By Phil Hall | September 22, 2009

Bestor Cram and Judy Richardson directed this remarkable documentary on the long-forgotten February 1968 racial tensions in Orangeburg, South Carolina, that culminated in three black students being killed and 28 injured by National Guard and state police officers at the campus of South Carolina State University.

The problems began in an effort by black college students to desegregate a local bowling alley. A confrontation with the violent local police sparked vandalism by the students of the Orangeburg business district. The National Guard and state police were quickly dispatched to the historically black university, and the law enforcement encampment at the campus opened fire under the claim that they were being shot at.
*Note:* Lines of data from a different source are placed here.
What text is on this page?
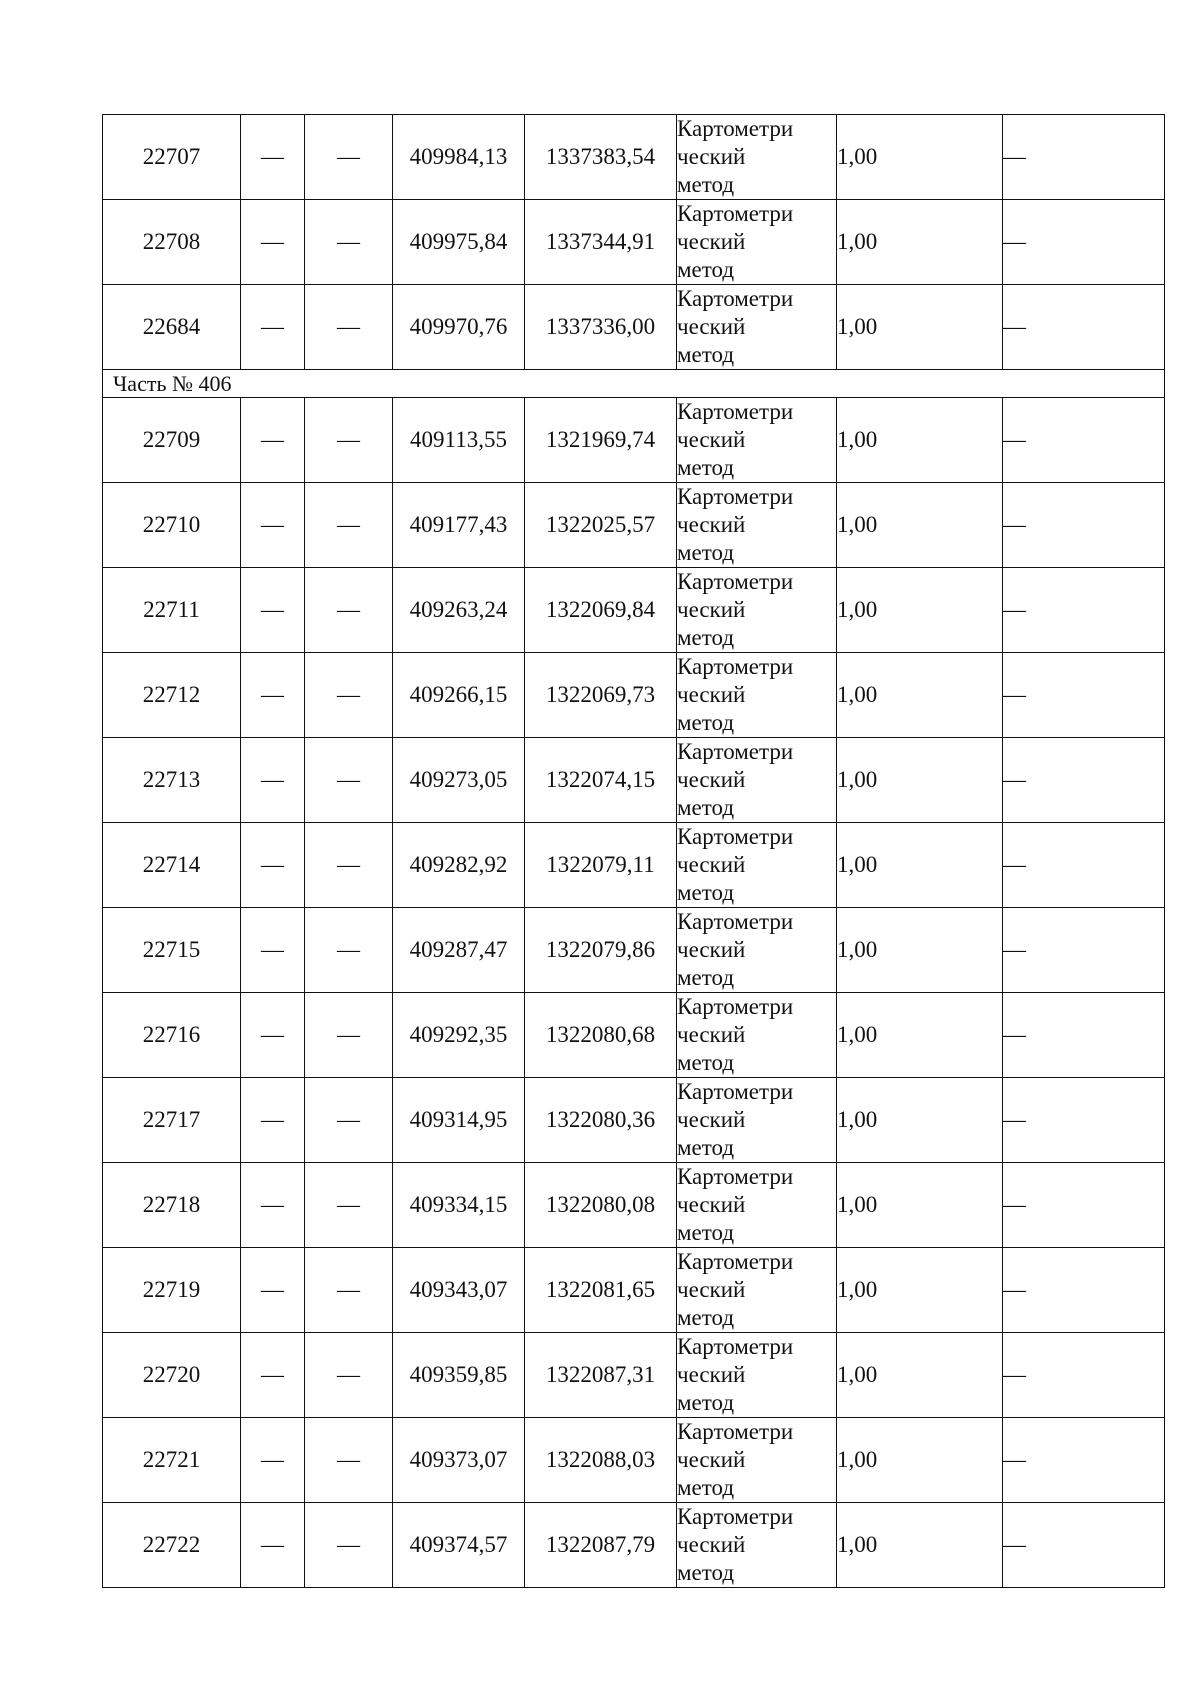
22707	—	—	409984,13	1337383,54	Картометри
ческий
метод	1,00	—
22708	—	—	409975,84	1337344,91	Картометри
ческий
метод	1,00	—
22684	—	—	409970,76	1337336,00	Картометри
ческий
метод	1,00	—
Часть № 406							
22709	—	—	409113,55	1321969,74	Картометри
ческий
метод	1,00	—
22710	—	—	409177,43	1322025,57	Картометри
ческий
метод	1,00	—
22711	—	—	409263,24	1322069,84	Картометри
ческий
метод	1,00	—
22712	—	—	409266,15	1322069,73	Картометри
ческий
метод	1,00	—
22713	—	—	409273,05	1322074,15	Картометри
ческий
метод	1,00	—
22714	—	—	409282,92	1322079,11	Картометри
ческий
метод	1,00	—
22715	—	—	409287,47	1322079,86	Картометри
ческий
метод	1,00	—
22716	—	—	409292,35	1322080,68	Картометри
ческий
метод	1,00	—
22717	—	—	409314,95	1322080,36	Картометри
ческий
метод	1,00	—
22718	—	—	409334,15	1322080,08	Картометри
ческий
метод	1,00	—
22719	—	—	409343,07	1322081,65	Картометри
ческий
метод	1,00	—
22720	—	—	409359,85	1322087,31	Картометри
ческий
метод	1,00	—
22721	—	—	409373,07	1322088,03	Картометри
ческий
метод	1,00	—
22722	—	—	409374,57	1322087,79	Картометри
ческий
метод	1,00	—
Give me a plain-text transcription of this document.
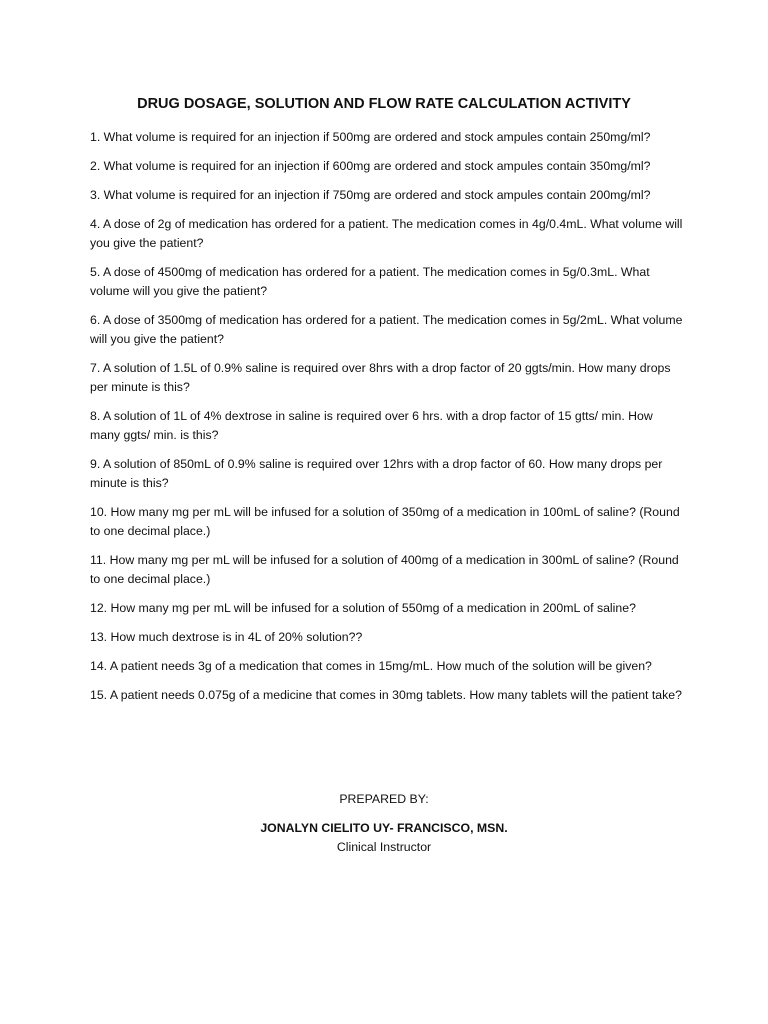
DRUG DOSAGE, SOLUTION AND FLOW RATE CALCULATION ACTIVITY
1. What volume is required for an injection if 500mg are ordered and stock ampules contain 250mg/ml?
2. What volume is required for an injection if 600mg are ordered and stock ampules contain 350mg/ml?
3. What volume is required for an injection if 750mg are ordered and stock ampules contain 200mg/ml?
4. A dose of 2g of medication has ordered for a patient. The medication comes in 4g/0.4mL. What volume will you give the patient?
5. A dose of 4500mg of medication has ordered for a patient. The medication comes in 5g/0.3mL. What volume will you give the patient?
6. A dose of 3500mg of medication has ordered for a patient. The medication comes in 5g/2mL. What volume will you give the patient?
7. A solution of 1.5L of 0.9% saline is required over 8hrs with a drop factor of 20 ggts/min. How many drops per minute is this?
8. A solution of 1L of 4% dextrose in saline is required over 6 hrs. with a drop factor of 15 gtts/ min. How many ggts/ min. is this?
9. A solution of 850mL of 0.9% saline is required over 12hrs with a drop factor of 60. How many drops per minute is this?
10. How many mg per mL will be infused for a solution of 350mg of a medication in 100mL of saline? (Round to one decimal place.)
11. How many mg per mL will be infused for a solution of 400mg of a medication in 300mL of saline? (Round to one decimal place.)
12. How many mg per mL will be infused for a solution of 550mg of a medication in 200mL of saline?
13. How much dextrose is in 4L of 20% solution??
14. A patient needs 3g of a medication that comes in 15mg/mL. How much of the solution will be given?
15. A patient needs 0.075g of a medicine that comes in 30mg tablets. How many tablets will the patient take?

PREPARED BY:

JONALYN CIELITO UY- FRANCISCO, MSN.

Clinical Instructor
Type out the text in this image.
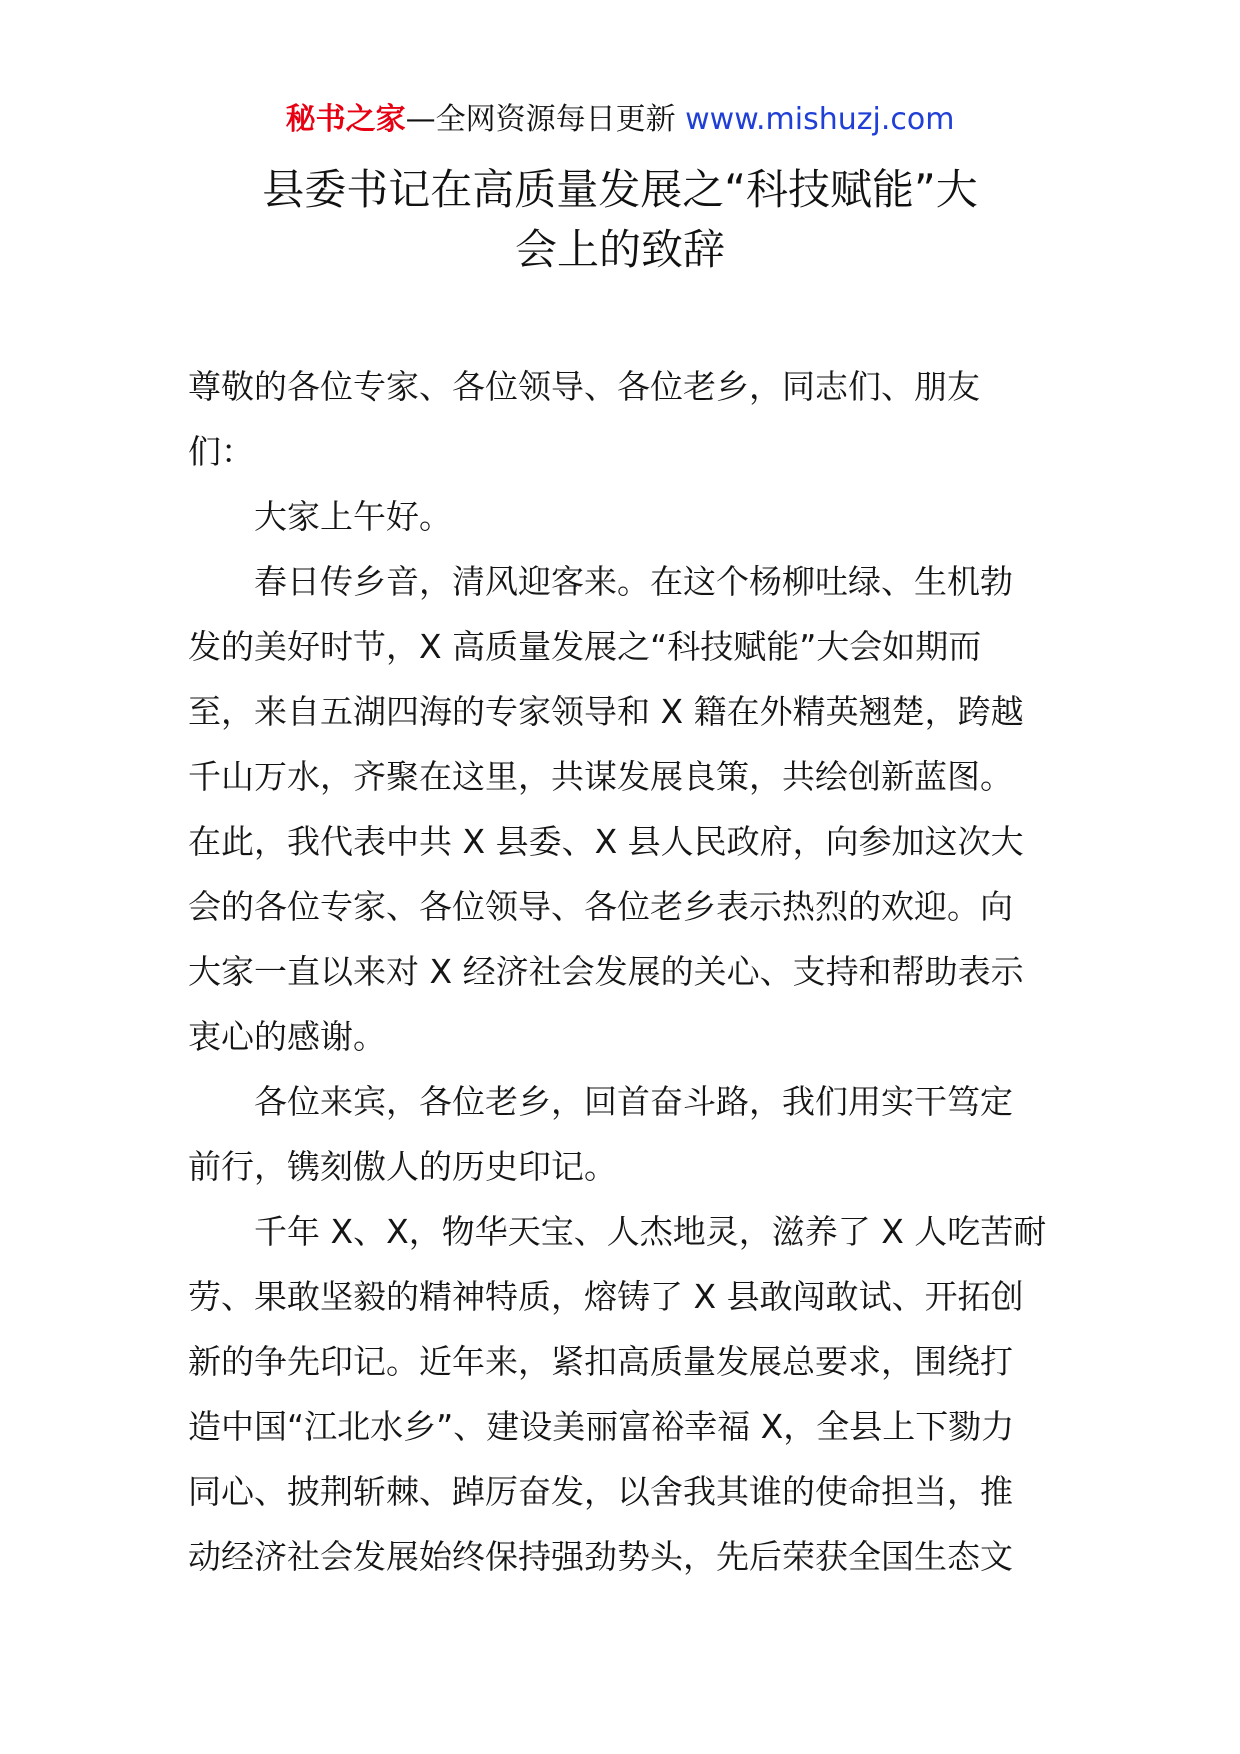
秘书之家—全网资源每日更新 www.mishuzj.com
县委书记在高质量发展之“科技赋能”大
会上的致辞
尊敬的各位专家、各位领导、各位老乡，同志们、朋友
们：
大家上午好。
春日传乡音，清风迎客来。在这个杨柳吐绿、生机勃
发的美好时节，X 高质量发展之“科技赋能”大会如期而
至，来自五湖四海的专家领导和 X 籍在外精英翘楚，跨越
千山万水，齐聚在这里，共谋发展良策，共绘创新蓝图。
在此，我代表中共 X 县委、X 县人民政府，向参加这次大
会的各位专家、各位领导、各位老乡表示热烈的欢迎。向
大家一直以来对 X 经济社会发展的关心、支持和帮助表示
衷心的感谢。
各位来宾，各位老乡，回首奋斗路，我们用实干笃定
前行，镌刻傲人的历史印记。
千年 X、X，物华天宝、人杰地灵，滋养了 X 人吃苦耐
劳、果敢坚毅的精神特质，熔铸了 X 县敢闯敢试、开拓创
新的争先印记。近年来，紧扣高质量发展总要求，围绕打
造中国“江北水乡”、建设美丽富裕幸福 X，全县上下勠力
同心、披荆斩棘、踔厉奋发，以舍我其谁的使命担当，推
动经济社会发展始终保持强劲势头，先后荣获全国生态文
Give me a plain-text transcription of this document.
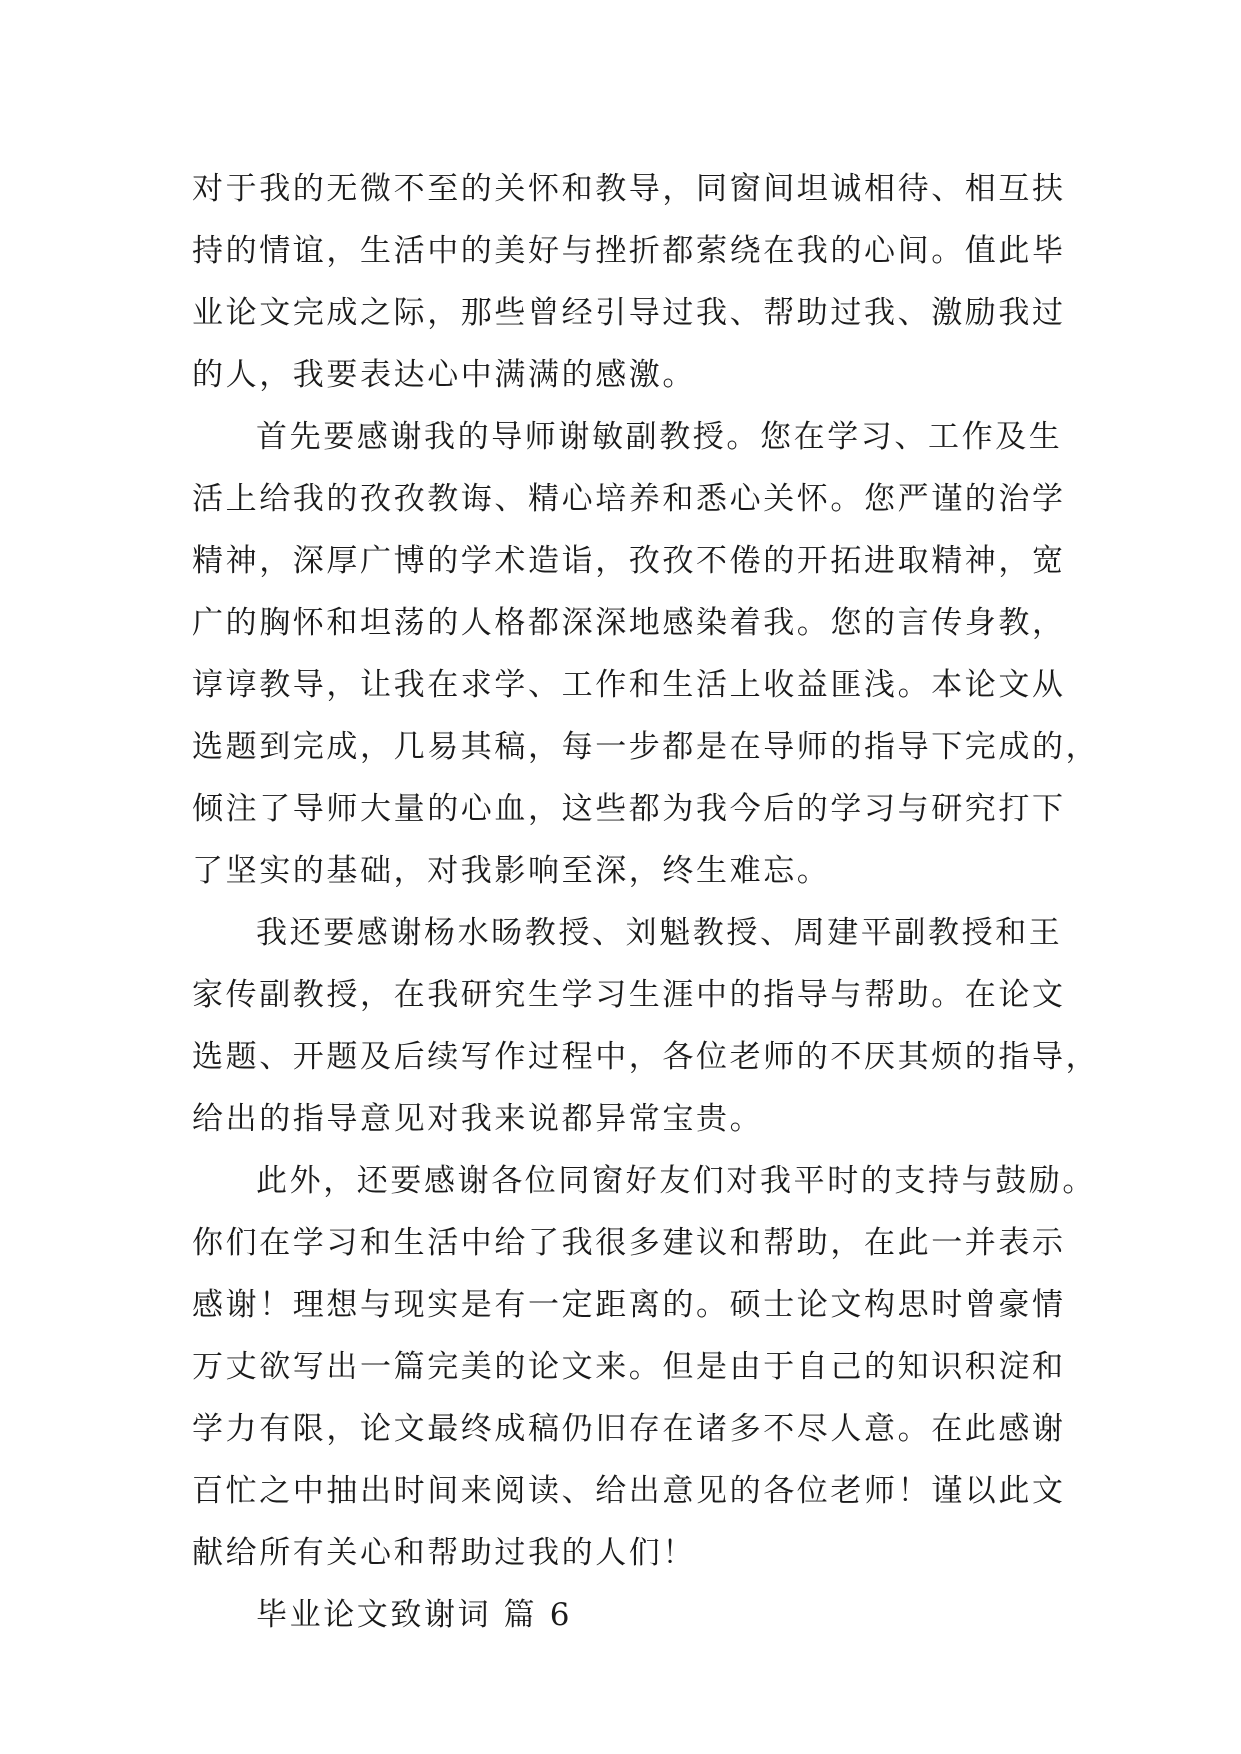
对于我的无微不至的关怀和教导，同窗间坦诚相待、相互扶
持的情谊，生活中的美好与挫折都萦绕在我的心间。值此毕
业论文完成之际，那些曾经引导过我、帮助过我、激励我过
的人，我要表达心中满满的感激。
首先要感谢我的导师谢敏副教授。您在学习、工作及生
活上给我的孜孜教诲、精心培养和悉心关怀。您严谨的治学
精神，深厚广博的学术造诣，孜孜不倦的开拓进取精神，宽
广的胸怀和坦荡的人格都深深地感染着我。您的言传身教，
谆谆教导，让我在求学、工作和生活上收益匪浅。本论文从
选题到完成，几易其稿，每一步都是在导师的指导下完成的，
倾注了导师大量的心血，这些都为我今后的学习与研究打下
了坚实的基础，对我影响至深，终生难忘。
我还要感谢杨水旸教授、刘魁教授、周建平副教授和王
家传副教授，在我研究生学习生涯中的指导与帮助。在论文
选题、开题及后续写作过程中，各位老师的不厌其烦的指导，
给出的指导意见对我来说都异常宝贵。
此外，还要感谢各位同窗好友们对我平时的支持与鼓励。
你们在学习和生活中给了我很多建议和帮助，在此一并表示
感谢！理想与现实是有一定距离的。硕士论文构思时曾豪情
万丈欲写出一篇完美的论文来。但是由于自己的知识积淀和
学力有限，论文最终成稿仍旧存在诸多不尽人意。在此感谢
百忙之中抽出时间来阅读、给出意见的各位老师！谨以此文
献给所有关心和帮助过我的人们！
毕业论文致谢词 篇 6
A subsequent FBI report found no credibility to the claim of the students possessing guns (all of the dead and injured were shot in the back or side), and a trial of nine officers ended in a rapid acquittal by an all-white jury. Cleveland Sellers, a young black political activist, was convicted and jailed for inciting the riot at the bowling alley (he was pardoned decades later).

The film interviews the survivors of the attack, along with several law enforcement officers and former Governor Robert McNair. “Scarred Justice” makes it clear that the violence at Orangeburg has never received the level of attention accorded to other landmark events in the civil rights movement or the campus uprisings of that era. The film does a marvelous job of filling that historic void, and anyone with a strong interest in African American history – or history, period – should seek out this excellent documentary.